Per questa calda estate milanese il teatro alla Scala ha scelto di regalarci una rappresentazione fresca e decisamente interessante sotto molti punti di vista, mettendo in scena un insolito dittico: Prima la musica e poi le parole, di Antonio Salieri, e Gianni Schicchi, di Giacomo Puccini.
Due opere che, seppur separate da un abisso temporale, musicale e stilistico, in un certo senso si sposano: a metà tra il serio e il buffo, disegnano un fil rouge che accompagna gli spettatori in modo piacevolmente sorprendente.
Il dittico rientra nel Progetto Accademia e mette in scena gli allievi della scuola scaligera, assieme a grandi nomi del panorama internazionale, in un mix che in questo caso si può dire davvero ben riuscito.
Ma andiamo con ordine: Salieri, in questa opera buffa di un atto compie una sorta di auto-caricatura del mondo operistico, che si può comprendere fino in fondo solo se ci si cala nello spirito del tempo, quando il teatro era l’unico media di successo per una società che segnava l’ineluttabile decadenza della nobiltà europea, sullo sfondo delle vicende ma di certo non assente.
Un’opera che parla di opera, calata nella contemporaneità del ‘700, dove la diva non era altro che la cantante sulla cresta dell’onda, qui non a caso rappresentata nella duplice figura della drammatica e della seria; in realtà uno sfottò che diventa universale se si considerano anche i due personaggi maschili: il poeta e il compositore.
Ad interpretare quest’ultimo un Ambrogio Maestri in ottima forma, sia dal punto di vista vocale che dal punto di vista dell’interpretazione, affiancato da quella che sarà sicuramente una promessa, Ramiro Maturana, nel ruolo del poeta, oltre che da una bravissima Donna Eleonora (Anna-Doris Capitelli) e una meno convincente ma comunque apprezzabile Tomina (Francesca Pia Vitale).

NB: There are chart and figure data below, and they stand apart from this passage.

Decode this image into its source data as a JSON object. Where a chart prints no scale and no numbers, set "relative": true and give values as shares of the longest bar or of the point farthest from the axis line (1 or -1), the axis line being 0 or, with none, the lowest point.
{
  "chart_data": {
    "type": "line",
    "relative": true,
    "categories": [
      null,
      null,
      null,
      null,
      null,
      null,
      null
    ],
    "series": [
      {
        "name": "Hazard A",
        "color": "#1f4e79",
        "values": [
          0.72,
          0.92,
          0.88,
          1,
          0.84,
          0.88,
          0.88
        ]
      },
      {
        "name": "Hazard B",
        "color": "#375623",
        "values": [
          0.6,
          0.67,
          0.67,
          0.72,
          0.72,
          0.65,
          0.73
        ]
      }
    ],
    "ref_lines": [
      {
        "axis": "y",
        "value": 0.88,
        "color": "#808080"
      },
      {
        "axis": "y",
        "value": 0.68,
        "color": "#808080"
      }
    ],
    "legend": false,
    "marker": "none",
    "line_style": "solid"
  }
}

La regia è affidata a Grisha Asagaroff, che per la verità non propone niente di così originale, ma tira le fila del discorso in modo leggero e godibile, grazie anche alle scene di Luigi Perego, che disegna un ambiente aperto, dove gli elementi scenici fanno da contorno alla bravura dei cantanti in scena.
Per Gianni Schicchi, invece, avevamo delle aspettative che non sono state deluse, visto il nome altisonante del regista: Woody Allen, il quale riesce a tradurre il suo stile peculiare nell’opera di Puccini, pur senza snaturarne il libretto, ma piuttosto rinfrescando le note del maestro toscano con un tocco di Broadway e un prevedibile (ma piacevole) approccio cinematografico.
Molto belle anche le scene di Santo Loquasto, che disegna un ambiente ricco di particolari, ma funzionale ai movimenti dei personaggi.
Anche in questo caso Ambrogio Maestri, nel ruolo dello Schicchi, ci regala momenti epici – senza esagerare – aiutato dagli allievi dell’accademia: tutti parimenti all’altezza della situazione.
Adam Fisher si è rivelato ancora una volta un direttore duttile e preciso negli equilibri, pur muovendo la bacchetta attraverso due stili completamente diversi.
Applausi sentiti del pubblico a fine spettacolo, in particolare per Maesti, che porta a casa un indubbio successo personale.